Essa relação se traduz em uma palavra: corintianismo. Veja bem, não existem são-paulismo, palmeirismo, santismo, barcelonismo, manchesterismo (ou unitedismo), realismo (como referente ao Real ou madrilismo). O mais perto que chega do corintianismo é o flamenguismo - mas mesmo assim é de beeeem longe. O corintianismo não é o fanatismo pelo Corinthians. E é mais do que apenas amor pelo clube. É, antes, uma total identificação. Não com o time, não com o clube, mas com a própria ideia de Corinthians. O corintianismo já foi definido como uma filosofia e uma história compartilhada de sofrimento ("corintiano maloqueiro e sofredor, graças a deus"). E devemos completar: redenção.

Já compararam o corintianismo à religião. Curiosamente, dentro do cristianismo, houve (e há) um fenômeno denominado igualmente corintianismo: referindo-se aos coríntios (a quem, em suas epístolas, dirige-se, ah, ironia, São Paulo) - uma visão hipersupernaturalista (na qual curas miraculosas e outros milagres eram vistos como fins em si mesmos). Mas corintianismo como religião não capta toda a verdade e sutileza da coisa. É uma matriz de pensamento, sentimentos, atitudes e conhecimentos que unem cada corintiano a outro corintiano. Os outros times não têm um -ismo como o corintianismo pela ausência dessa matriz: um torcedor não está diretamente conectado a outro torcedor, antes eles se ligam por meio do clube - em uma formação de conexão em hub, não em matriz (as referências são do próprio clube e não da história comum entre os torcedores: tire o clube e não restará nada de partilhado). No corintianismo, embora o clube seja essencial, não é ele mesmo quem faz essa conexão de paixão em comum (embora haja também essa via). A torcida corintiana tem uma história em comum por ela mesma, uma história que inclui a do clube, mas que vai além.

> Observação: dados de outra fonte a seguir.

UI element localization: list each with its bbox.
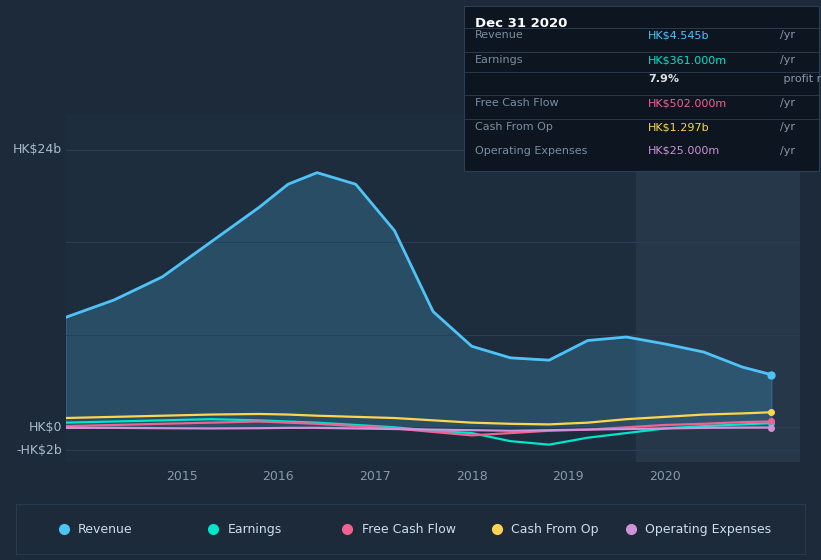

O sofrer do corintiano é um regozijo não pelo próprio sofrimento - não se trata de uma tara masoquista - mas sim pela certeza reconfortante de que haverá superação. Aí está o ingrediente da tal 'raça corintiana', a persistência na lida mesmo quando tudo o mais conspira contra, o lutar contra todas as adversidades e vencer o adversário mais rico, com mais recursos, o favorito. Essa é a identificação com as camadas mais populares (mesmo em se tratando de torcedores em condições socioeconômicas superiores). Não é o toque refinado, a cadência elegante das academias e das máquinas, é a vitória do não-desistir ("aqui é curíntia, mano"), é o rocky balboa, é a glorificação da perseverança. Os jogos do Corinthians são uma alegoria da própria vida do torcedor corintiano. E mais uma coincidência: essa entrega desinteressada, com o intuito de não mais do que vencer pelos próprios méritos a despeito das limitações casa-se com a noção de corintianismo que vem do olimpismo - aqui o corintianismo é o ideal do esporte amador, o coríntio como o atleta que compete por amor, sem se aviltar por pagamentos.

Assim o que faz do Sport Club Corinthians Paulista o Corinthians não é a Fiel, nem o próprio Corinthians, mas a simbiose absoluta, completa e indissolúvel entre ambos: o corintianismo. E corintianismo, mermão, nenhum outro clube tem.